La Clayuda, un delicioso manjar

Oaxaca, Oaxaca, Domingo 26 de Julio, 2020 (Fuente: Agencias).- “UNA CLAYUDA” con “C” DISFRUTÓ el presidente Andrés Manuel López Obrador en su visita a Oaxaca, luego que la CLAYUDA ganara el concurso de Netflix al mejor, supuestamente, antojo y alimento “CALLEJERO”.

Primero, lamentable título del concurso, porque no es un alimento callejero, la CLAYUDA es un alimento típico de la región Valles Centrales de Oaxaca y, preparadas, es cierto que también es común adquirirlas en las noches, cuando el hambre del transeúnte necesita aplacarse, y qué mejor que disfrutar de dicho manjar.

Desde hace más de 30 años, las CLAYUDAS se hicieron famosas en la 4ª calle de Los Libres, en el Centro Histórico de la capital de Oaxaca, donde, Doña Martha, con su sazón preparaba unas ricas CLAYUDAS, que lo mismo eran degustadas, por trasnochadores, turistas o familias enteras, que no podían resistirse a cenar el rico manjar, acompañado de unas exquisitas patas de cerdo en vinagre, o un buen pedazo de tasajo asado, chorizo o cecina y, por supuesto, un rico café de olla.
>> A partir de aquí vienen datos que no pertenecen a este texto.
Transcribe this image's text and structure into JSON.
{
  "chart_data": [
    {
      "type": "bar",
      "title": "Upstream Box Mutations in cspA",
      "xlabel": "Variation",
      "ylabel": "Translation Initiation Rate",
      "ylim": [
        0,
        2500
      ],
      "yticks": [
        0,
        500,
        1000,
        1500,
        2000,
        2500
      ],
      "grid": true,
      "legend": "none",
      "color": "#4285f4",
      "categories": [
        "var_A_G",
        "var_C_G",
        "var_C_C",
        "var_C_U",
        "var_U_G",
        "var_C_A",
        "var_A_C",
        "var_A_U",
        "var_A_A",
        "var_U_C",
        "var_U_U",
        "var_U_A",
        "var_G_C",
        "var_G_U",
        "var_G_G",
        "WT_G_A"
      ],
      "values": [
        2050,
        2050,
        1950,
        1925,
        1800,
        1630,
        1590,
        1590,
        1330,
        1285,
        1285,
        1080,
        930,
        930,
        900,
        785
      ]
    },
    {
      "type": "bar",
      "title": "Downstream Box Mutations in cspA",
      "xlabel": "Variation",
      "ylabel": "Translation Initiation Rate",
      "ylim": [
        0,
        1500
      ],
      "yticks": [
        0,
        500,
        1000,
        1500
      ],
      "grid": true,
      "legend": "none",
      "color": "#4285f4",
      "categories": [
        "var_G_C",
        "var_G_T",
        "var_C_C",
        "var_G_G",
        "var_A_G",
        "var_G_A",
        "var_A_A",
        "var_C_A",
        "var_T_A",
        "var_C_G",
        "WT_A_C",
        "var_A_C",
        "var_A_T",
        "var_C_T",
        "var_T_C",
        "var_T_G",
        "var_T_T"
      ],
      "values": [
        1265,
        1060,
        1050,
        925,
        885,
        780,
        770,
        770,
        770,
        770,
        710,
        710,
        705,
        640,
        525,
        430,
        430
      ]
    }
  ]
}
Hoy, las famosas tortillas DOÑA MARTHA aún pueden degustarse en la segunda calle de Libres, donde la hija y hermana de la famosa cocinera oaxaqueña, siguen elaborando las famosas CLAYUDAS.
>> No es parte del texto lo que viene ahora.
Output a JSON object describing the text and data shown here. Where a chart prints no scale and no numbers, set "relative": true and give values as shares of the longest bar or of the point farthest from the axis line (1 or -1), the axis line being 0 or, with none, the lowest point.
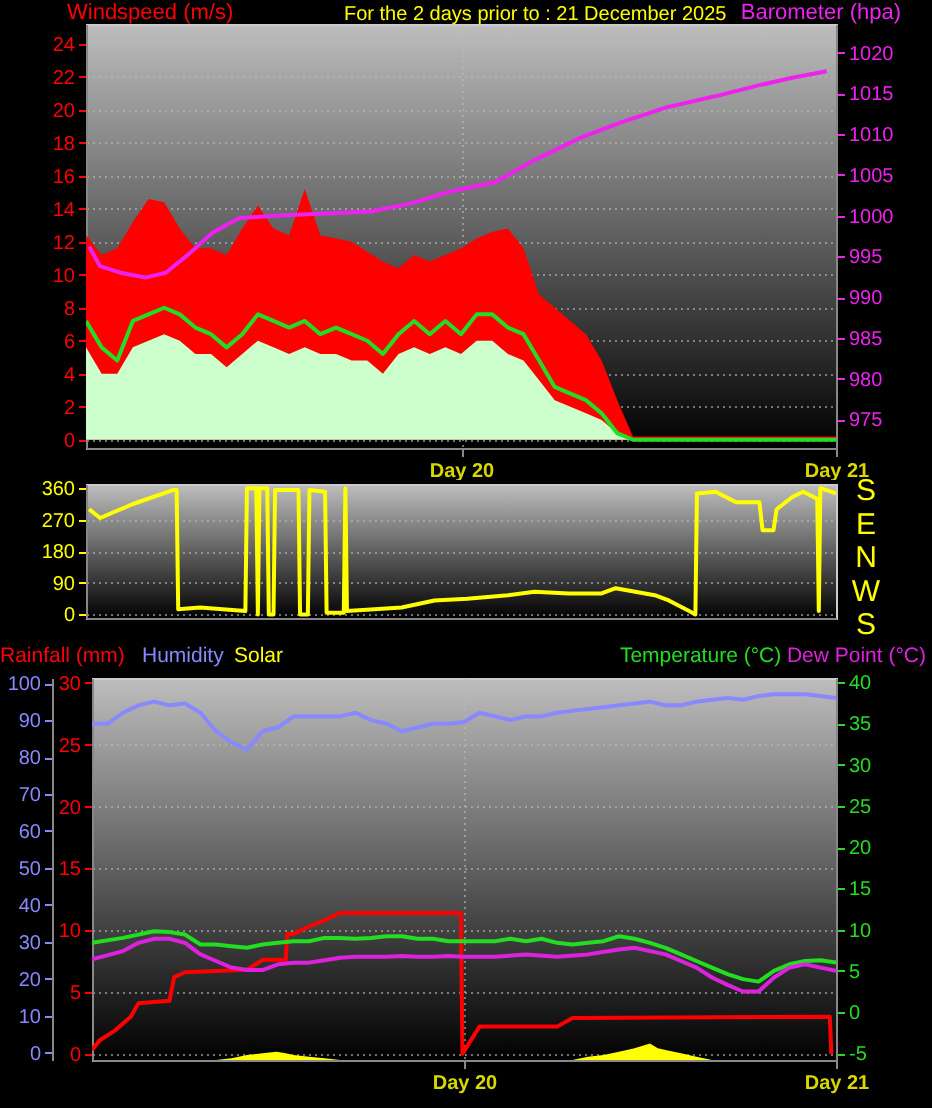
{
  "chart_data": [
    {
      "type": "line",
      "title": "For the 2 days prior to : 21 December 2025",
      "ylabel": "Windspeed (m/s)",
      "y2label": "Barometer (hpa)",
      "xlim": [
        "2025-12-19",
        "2025-12-21"
      ],
      "xticks": [
        {
          "value": "2025-12-20",
          "label": "Day 20"
        },
        {
          "value": "2025-12-21",
          "label": "Day 21"
        }
      ],
      "ylim": [
        -0.5,
        25.2
      ],
      "yticks": [
        0,
        2,
        4,
        6,
        8,
        10,
        12,
        14,
        16,
        18,
        20,
        22,
        24
      ],
      "y2lim": [
        971.5,
        1023.5
      ],
      "y2ticks": [
        975,
        980,
        985,
        990,
        995,
        1000,
        1005,
        1010,
        1015,
        1020
      ],
      "grid": true,
      "marker": "none",
      "x": [
        "2025-12-19T00:00",
        "2025-12-19T01:00",
        "2025-12-19T02:00",
        "2025-12-19T03:00",
        "2025-12-19T04:00",
        "2025-12-19T05:00",
        "2025-12-19T06:00",
        "2025-12-19T07:00",
        "2025-12-19T08:00",
        "2025-12-19T09:00",
        "2025-12-19T10:00",
        "2025-12-19T11:00",
        "2025-12-19T12:00",
        "2025-12-19T13:00",
        "2025-12-19T14:00",
        "2025-12-19T15:00",
        "2025-12-19T16:00",
        "2025-12-19T17:00",
        "2025-12-19T18:00",
        "2025-12-19T19:00",
        "2025-12-19T20:00",
        "2025-12-19T21:00",
        "2025-12-19T22:00",
        "2025-12-19T23:00",
        "2025-12-20T00:00",
        "2025-12-20T01:00",
        "2025-12-20T02:00",
        "2025-12-20T03:00",
        "2025-12-20T04:00",
        "2025-12-20T05:00",
        "2025-12-20T06:00",
        "2025-12-20T07:00",
        "2025-12-20T08:00",
        "2025-12-20T09:00",
        "2025-12-20T10:00",
        "2025-12-20T11:00",
        "2025-12-20T12:00",
        "2025-12-20T13:00",
        "2025-12-20T14:00",
        "2025-12-20T15:00",
        "2025-12-20T16:00",
        "2025-12-20T17:00",
        "2025-12-20T18:00",
        "2025-12-20T19:00",
        "2025-12-20T20:00",
        "2025-12-20T21:00",
        "2025-12-20T22:00",
        "2025-12-20T23:00",
        "2025-12-21T00:00"
      ],
      "series": [
        {
          "type": "area",
          "color": "#ff0000",
          "values": [
            12.4,
            11.2,
            11.6,
            13.2,
            14.6,
            14.4,
            12.8,
            11.6,
            11.6,
            11.2,
            12.8,
            14.2,
            12.8,
            12.4,
            15.2,
            12.4,
            12.2,
            12.0,
            11.4,
            10.8,
            10.4,
            11.2,
            10.8,
            11.2,
            11.6,
            12.2,
            12.6,
            12.8,
            11.6,
            8.8,
            8.0,
            7.2,
            6.4,
            4.8,
            2.4,
            0.2,
            0.2,
            0.2,
            0.2,
            0.2,
            0.2,
            0.2,
            0.2,
            0.2,
            0.2,
            0.2,
            0.2,
            0.2,
            0.2
          ]
        },
        {
          "type": "area",
          "color": "#ccffcc",
          "values": [
            5.6,
            4.0,
            4.0,
            5.6,
            6.0,
            6.4,
            6.0,
            5.2,
            5.2,
            4.4,
            5.2,
            6.0,
            5.6,
            5.2,
            5.6,
            5.2,
            5.2,
            4.8,
            4.8,
            4.0,
            5.2,
            5.6,
            5.2,
            5.6,
            5.2,
            6.0,
            6.0,
            5.2,
            4.8,
            3.6,
            2.4,
            2.0,
            1.6,
            1.2,
            0.4,
            0,
            0,
            0,
            0,
            0,
            0,
            0,
            0,
            0,
            0,
            0,
            0,
            0,
            0
          ]
        },
        {
          "type": "line",
          "color": "#22dd22",
          "values": [
            7.2,
            5.6,
            4.8,
            7.2,
            7.6,
            8.0,
            7.6,
            6.8,
            6.4,
            5.6,
            6.4,
            7.6,
            7.2,
            6.8,
            7.2,
            6.4,
            6.8,
            6.4,
            6.0,
            5.2,
            6.4,
            7.2,
            6.4,
            7.2,
            6.4,
            7.6,
            7.6,
            6.8,
            6.4,
            4.8,
            3.2,
            2.8,
            2.4,
            1.6,
            0.4,
            0,
            0,
            0,
            0,
            0,
            0,
            0,
            0,
            0,
            0,
            0,
            0,
            0,
            0
          ]
        },
        {
          "type": "line",
          "color": "#ee22ee",
          "axis": "y2",
          "x": [
            "2025-12-19T00:12",
            "2025-12-19T00:54",
            "2025-12-19T02:12",
            "2025-12-19T03:48",
            "2025-12-19T05:06",
            "2025-12-19T06:24",
            "2025-12-19T08:06",
            "2025-12-19T09:48",
            "2025-12-19T12:18",
            "2025-12-19T15:42",
            "2025-12-19T18:12",
            "2025-12-19T20:48",
            "2025-12-19T23:12",
            "2025-12-20T02:12",
            "2025-12-20T04:42",
            "2025-12-20T07:42",
            "2025-12-20T10:12",
            "2025-12-20T13:12",
            "2025-12-20T16:12",
            "2025-12-20T19:06",
            "2025-12-20T21:12",
            "2025-12-20T23:24"
          ],
          "values": [
            996.2,
            993.8,
            993.0,
            992.4,
            993.0,
            995.0,
            997.9,
            999.7,
            1000.0,
            1000.3,
            1000.5,
            1001.5,
            1002.9,
            1004.1,
            1006.8,
            1009.6,
            1011.4,
            1013.3,
            1014.6,
            1016.0,
            1016.9,
            1017.7
          ]
        }
      ]
    },
    {
      "type": "line",
      "xlim": [
        "2025-12-19",
        "2025-12-21"
      ],
      "tick_labels": "y",
      "ylim": [
        -10,
        372
      ],
      "yticks": [
        0,
        90,
        180,
        270,
        360
      ],
      "annotations": [
        "S",
        "E",
        "N",
        "W",
        "S"
      ],
      "grid": true,
      "marker": "none",
      "series": [
        {
          "color": "#ffff00",
          "x": [
            "2025-12-19T00:12",
            "2025-12-19T00:54",
            "2025-12-19T03:00",
            "2025-12-19T05:36",
            "2025-12-19T05:48",
            "2025-12-19T05:54",
            "2025-12-19T07:18",
            "2025-12-19T10:12",
            "2025-12-19T10:18",
            "2025-12-19T10:54",
            "2025-12-19T11:00",
            "2025-12-19T11:06",
            "2025-12-19T11:36",
            "2025-12-19T11:42",
            "2025-12-19T12:00",
            "2025-12-19T12:06",
            "2025-12-19T13:36",
            "2025-12-19T13:42",
            "2025-12-19T14:12",
            "2025-12-19T14:18",
            "2025-12-19T15:18",
            "2025-12-19T15:24",
            "2025-12-19T16:30",
            "2025-12-19T16:36",
            "2025-12-19T16:42",
            "2025-12-19T20:12",
            "2025-12-19T22:18",
            "2025-12-20T00:24",
            "2025-12-20T03:00",
            "2025-12-20T04:42",
            "2025-12-20T06:54",
            "2025-12-20T09:00",
            "2025-12-20T09:54",
            "2025-12-20T12:24",
            "2025-12-20T13:18",
            "2025-12-20T14:36",
            "2025-12-20T15:00",
            "2025-12-20T15:06",
            "2025-12-20T16:18",
            "2025-12-20T17:36",
            "2025-12-20T19:06",
            "2025-12-20T19:18",
            "2025-12-20T20:00",
            "2025-12-20T20:12",
            "2025-12-20T21:12",
            "2025-12-20T21:54",
            "2025-12-20T22:48",
            "2025-12-20T22:54",
            "2025-12-20T23:00",
            "2025-12-21T00:00"
          ],
          "values": [
            300,
            275,
            315,
            355,
            355,
            15,
            20,
            10,
            360,
            360,
            0,
            360,
            360,
            0,
            0,
            355,
            355,
            0,
            0,
            355,
            350,
            5,
            5,
            360,
            10,
            20,
            40,
            45,
            55,
            65,
            60,
            60,
            75,
            55,
            40,
            10,
            0,
            345,
            350,
            320,
            320,
            240,
            240,
            300,
            335,
            350,
            330,
            10,
            360,
            345
          ]
        }
      ]
    },
    {
      "type": "line",
      "xlim": [
        "2025-12-19",
        "2025-12-21"
      ],
      "xticks": [
        {
          "value": "2025-12-20",
          "label": "Day 20"
        },
        {
          "value": "2025-12-21",
          "label": "Day 21"
        }
      ],
      "ylim": [
        -0.5,
        30.4
      ],
      "yticks": [
        0,
        5,
        10,
        15,
        20,
        25,
        30
      ],
      "y2lim": [
        -5.8,
        40.5
      ],
      "y2ticks": [
        -5,
        0,
        5,
        10,
        15,
        20,
        25,
        30,
        35,
        40
      ],
      "y3lim": [
        -2,
        101.4
      ],
      "y3ticks": [
        0,
        10,
        20,
        30,
        40,
        50,
        60,
        70,
        80,
        90,
        100
      ],
      "grid": true,
      "legend": "top",
      "marker": "none",
      "series": [
        {
          "name": "Rainfall (mm)",
          "color": "#ff0000",
          "x": [
            "2025-12-19T00:00",
            "2025-12-19T00:30",
            "2025-12-19T01:30",
            "2025-12-19T02:30",
            "2025-12-19T03:00",
            "2025-12-19T05:00",
            "2025-12-19T05:18",
            "2025-12-19T06:00",
            "2025-12-19T10:00",
            "2025-12-19T11:00",
            "2025-12-19T12:30",
            "2025-12-19T12:36",
            "2025-12-19T13:00",
            "2025-12-19T14:00",
            "2025-12-19T15:00",
            "2025-12-19T16:00",
            "2025-12-19T23:48",
            "2025-12-19T23:54",
            "2025-12-20T00:18",
            "2025-12-20T01:00",
            "2025-12-20T06:00",
            "2025-12-20T07:00",
            "2025-12-20T23:36",
            "2025-12-20T23:42"
          ],
          "values": [
            0.3,
            1.1,
            1.9,
            3.0,
            4.1,
            4.3,
            6.2,
            6.6,
            6.8,
            7.6,
            7.6,
            9.7,
            9.7,
            10.3,
            10.8,
            11.4,
            11.4,
            0,
            0.8,
            2.2,
            2.2,
            2.9,
            3.0,
            0
          ]
        },
        {
          "name": "Humidity",
          "color": "#8888ff",
          "axis": "y3",
          "x": [
            "2025-12-19T00:00",
            "2025-12-19T01:00",
            "2025-12-19T02:00",
            "2025-12-19T03:00",
            "2025-12-19T04:00",
            "2025-12-19T05:00",
            "2025-12-19T06:00",
            "2025-12-19T07:00",
            "2025-12-19T08:00",
            "2025-12-19T09:00",
            "2025-12-19T10:00",
            "2025-12-19T11:00",
            "2025-12-19T12:00",
            "2025-12-19T13:00",
            "2025-12-19T14:00",
            "2025-12-19T15:00",
            "2025-12-19T16:00",
            "2025-12-19T17:00",
            "2025-12-19T18:00",
            "2025-12-19T19:00",
            "2025-12-19T20:00",
            "2025-12-19T21:00",
            "2025-12-19T22:00",
            "2025-12-19T23:00",
            "2025-12-20T00:00",
            "2025-12-20T01:00",
            "2025-12-20T02:00",
            "2025-12-20T03:00",
            "2025-12-20T04:00",
            "2025-12-20T05:00",
            "2025-12-20T06:00",
            "2025-12-20T07:00",
            "2025-12-20T08:00",
            "2025-12-20T09:00",
            "2025-12-20T10:00",
            "2025-12-20T11:00",
            "2025-12-20T12:00",
            "2025-12-20T13:00",
            "2025-12-20T14:00",
            "2025-12-20T15:00",
            "2025-12-20T16:00",
            "2025-12-20T17:00",
            "2025-12-20T18:00",
            "2025-12-20T19:00",
            "2025-12-20T20:00",
            "2025-12-20T21:00",
            "2025-12-20T22:00",
            "2025-12-20T23:00",
            "2025-12-21T00:00"
          ],
          "values": [
            89,
            89,
            92,
            94,
            95,
            94,
            94.5,
            92,
            87,
            84,
            82,
            87,
            88,
            91,
            91,
            91,
            91,
            92,
            90,
            89,
            87,
            88,
            89,
            89,
            89.5,
            92,
            91,
            90,
            91,
            91,
            92,
            92.5,
            93,
            93.5,
            94,
            94.5,
            95,
            94,
            94,
            95,
            95.5,
            96,
            95.5,
            96.5,
            97,
            97,
            97,
            96.5,
            96
          ]
        },
        {
          "name": "Temperature (°C)",
          "color": "#22dd22",
          "axis": "y2",
          "x": [
            "2025-12-19T00:00",
            "2025-12-19T02:00",
            "2025-12-19T04:00",
            "2025-12-19T05:00",
            "2025-12-19T06:00",
            "2025-12-19T07:00",
            "2025-12-19T08:00",
            "2025-12-19T09:00",
            "2025-12-19T10:00",
            "2025-12-19T11:00",
            "2025-12-19T12:00",
            "2025-12-19T13:00",
            "2025-12-19T14:00",
            "2025-12-19T15:00",
            "2025-12-19T16:00",
            "2025-12-19T17:00",
            "2025-12-19T18:00",
            "2025-12-19T19:00",
            "2025-12-19T20:00",
            "2025-12-19T21:00",
            "2025-12-19T22:00",
            "2025-12-19T23:00",
            "2025-12-20T00:00",
            "2025-12-20T02:00",
            "2025-12-20T03:00",
            "2025-12-20T04:00",
            "2025-12-20T05:00",
            "2025-12-20T06:00",
            "2025-12-20T07:00",
            "2025-12-20T08:00",
            "2025-12-20T09:00",
            "2025-12-20T10:00",
            "2025-12-20T11:00",
            "2025-12-20T12:00",
            "2025-12-20T13:00",
            "2025-12-20T14:00",
            "2025-12-20T15:00",
            "2025-12-20T16:00",
            "2025-12-20T17:00",
            "2025-12-20T18:00",
            "2025-12-20T19:00",
            "2025-12-20T20:00",
            "2025-12-20T21:00",
            "2025-12-20T22:00",
            "2025-12-20T23:00",
            "2025-12-21T00:00"
          ],
          "values": [
            8.4,
            9.0,
            9.8,
            9.7,
            9.4,
            8.2,
            8.2,
            8.0,
            7.8,
            8.2,
            8.4,
            8.6,
            8.6,
            9.0,
            9.0,
            8.9,
            9.0,
            9.2,
            9.2,
            8.9,
            8.9,
            8.6,
            8.6,
            8.6,
            8.9,
            8.6,
            8.9,
            8.4,
            8.2,
            8.4,
            8.6,
            9.2,
            8.9,
            8.4,
            7.8,
            7.0,
            6.2,
            5.4,
            4.6,
            4.0,
            3.7,
            5.0,
            5.8,
            6.2,
            6.3,
            6.0
          ]
        },
        {
          "name": "Dew Point (°C)",
          "color": "#dd22dd",
          "axis": "y2",
          "x": [
            "2025-12-19T00:00",
            "2025-12-19T02:00",
            "2025-12-19T03:00",
            "2025-12-19T04:00",
            "2025-12-19T05:00",
            "2025-12-19T06:00",
            "2025-12-19T07:00",
            "2025-12-19T08:00",
            "2025-12-19T09:00",
            "2025-12-19T10:00",
            "2025-12-19T11:00",
            "2025-12-19T12:00",
            "2025-12-19T13:00",
            "2025-12-19T14:00",
            "2025-12-19T15:00",
            "2025-12-19T16:00",
            "2025-12-19T17:00",
            "2025-12-19T18:00",
            "2025-12-19T19:00",
            "2025-12-19T20:00",
            "2025-12-19T21:00",
            "2025-12-19T22:00",
            "2025-12-19T23:00",
            "2025-12-20T00:00",
            "2025-12-20T02:00",
            "2025-12-20T04:00",
            "2025-12-20T06:00",
            "2025-12-20T08:00",
            "2025-12-20T10:00",
            "2025-12-20T11:00",
            "2025-12-20T12:00",
            "2025-12-20T13:00",
            "2025-12-20T14:00",
            "2025-12-20T15:00",
            "2025-12-20T16:00",
            "2025-12-20T17:00",
            "2025-12-20T18:00",
            "2025-12-20T19:00",
            "2025-12-20T20:00",
            "2025-12-20T21:00",
            "2025-12-20T22:00",
            "2025-12-20T23:00",
            "2025-12-21T00:00"
          ],
          "values": [
            6.4,
            7.4,
            8.4,
            8.9,
            8.9,
            8.4,
            7.0,
            6.2,
            5.4,
            5.1,
            5.1,
            5.8,
            6.0,
            6.0,
            6.3,
            6.6,
            6.7,
            6.7,
            6.7,
            6.8,
            6.7,
            6.7,
            6.8,
            6.7,
            6.7,
            7.0,
            6.7,
            7.0,
            7.6,
            7.8,
            7.4,
            7.0,
            6.2,
            5.4,
            4.2,
            3.3,
            2.5,
            2.5,
            4.2,
            5.4,
            5.8,
            5.4,
            5.0
          ]
        }
      ]
    },
    {
      "type": "area",
      "relative": true,
      "xlim": [
        "2025-12-19",
        "2025-12-21"
      ],
      "tick_labels": false,
      "legend": "top",
      "series": [
        {
          "name": "Solar",
          "color": "#ffff00",
          "x": [
            "2025-12-19T00:00",
            "2025-12-19T08:00",
            "2025-12-19T09:00",
            "2025-12-19T10:00",
            "2025-12-19T11:00",
            "2025-12-19T11:54",
            "2025-12-19T12:30",
            "2025-12-19T13:00",
            "2025-12-19T14:00",
            "2025-12-19T15:00",
            "2025-12-19T16:00",
            "2025-12-20T07:00",
            "2025-12-20T08:00",
            "2025-12-20T09:00",
            "2025-12-20T10:00",
            "2025-12-20T11:00",
            "2025-12-20T12:00",
            "2025-12-20T12:30",
            "2025-12-20T13:00",
            "2025-12-20T14:00",
            "2025-12-20T15:00",
            "2025-12-20T16:00",
            "2025-12-21T00:00"
          ],
          "values": [
            0,
            0,
            0.1,
            0.3,
            0.4,
            0.5,
            0.4,
            0.3,
            0.2,
            0.1,
            0,
            0,
            0.2,
            0.3,
            0.5,
            0.7,
            1,
            0.7,
            0.6,
            0.4,
            0.2,
            0,
            0
          ]
        }
      ]
    }
  ]
}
Cabe señalar que, sobre la segunda calle de Las Casas, a un costado del mercado “Benito Juárez”, un grupo de cocineras, desde épocas pasadas, también siguen ofreciendo desde hace varias décadas las famosas CLAYUDAS.

NOTA DE CULTURA

(“Píldora de Cultura”, dijera el ilustre profesor e investigador del español Don Salimoy, en la capital Oaxaqueña)

Coincidiendo en un conocido diario de la capital oaxaqueña, Don Salimoy y el profesor, columnista e investigador Luis Aquino, se propusieron investigar cuál era el verdadero nombre de la famosa tortilla: “CLAYUDA” o “TLAYUDA” y, ambos, después de varias discusiones, coincidieron en la investigación del profesor Merlín.
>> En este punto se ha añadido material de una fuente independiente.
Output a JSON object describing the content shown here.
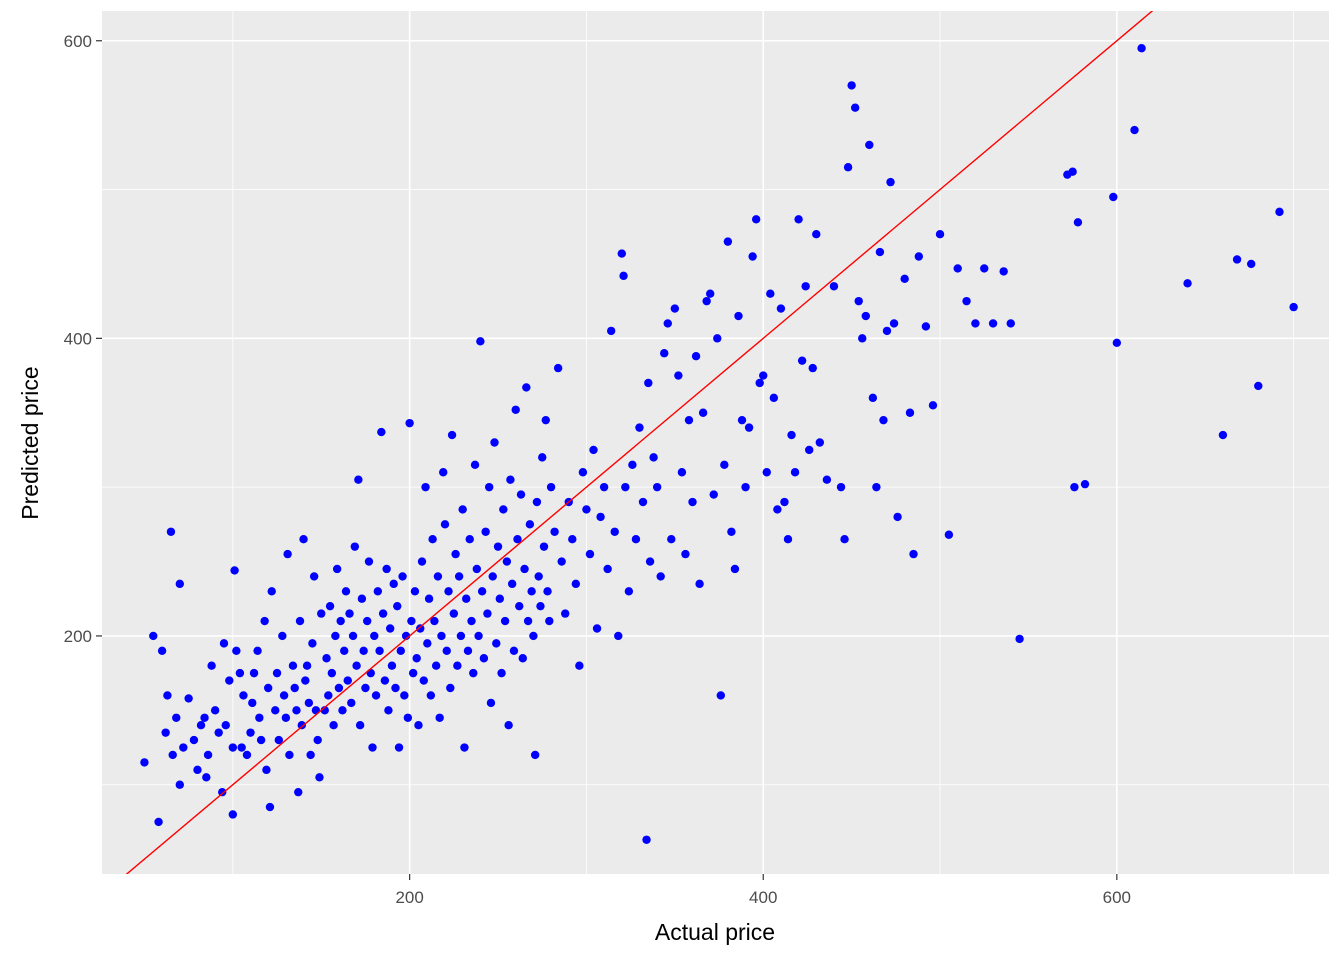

El profesor Luis Aquino, mixteco, originario de Cuilápam de Guerrero, llegó a la conclusión, luego de investigar, que la “CLAYUDA” debería pronunciarse con “C”, porque, como el quesillo oaxaqueño, también la fabricación de la misma fue manera fortuita.

Escribía el profesor Luis Aquino: “Luego de que una tortillera de la región Valles Centrales, posiblemente de San Antonio de la Cal, por error echara “cal” de más a su olla de nixtamal, al día siguiente, cuando su marido ya estaba listo para irse al campo con su morral de tortillas calientitas, con sorpresa vio que su nixtamal estaba pasado de cal”.

“A la señora, por la prisa, no le quedó más que utilizar aquel maíz y, con un molinillo claveteado en un tronco, bajo la sombra del corredor de la casa, presurosa molió su nixtamal y, aplastando su tortillera de madera, colocó aquella tortilla sobre el comal de barro”.

“Grande fue la sorpresa de la señora, que el resultado de su nixtamal fue una tortilla entre muy resistente, pero no tan dura como para que su marido le echara el diente. Así que la señora preparó los tacos de frijoles con huevo para su esposo, quien presuroso partió para el campo de labor”.

Por error, entonces, la tortillera descubrió la hoy famosa tortilla “CALUDA” y, como resultó del gusto de la gente, sobre todos de los jornaleros, porque no se deshacía como ocurría con las tortillas blandas, con el transcurrir del tiempo el término tortilla “CALUDA” migró al nombre de “CLAYUDA”, nombre que se le dio por su resistencia, comparada con la de los jornaleros rudos, aquellos que épocas pasadas eran llamados “tlayudos”.

Hace unos años, desde la Secretaría de Turismo del gobierno del estado, un funcionario, ahora diputado, tuvo la encomienda de llevar a cabo una feria de la famosa tortilla en el municipio de Tlalixtac de Cabrera y, equivocadamente, llamaron al evento “FERIA DE LA TLAYUDA”, porque erróneamente pensaba que dicho alimento era originario de TLA-LIXTAC DE CABRERA. De ahí hasta la fecha, el término tlayuda se extendió, y hoy hasta dicen que es una palabra náhuatl, cuando es un descubrimiento de indígenas zapotecos.

Mientras tanto, los oaxaqueños seguiremos disfrutando nuestras deliciosas CLAYUDAS, y hacemos una invitación a los visitantes que no dejen de probar este rico manjar, ahora preparado de diferentes formas.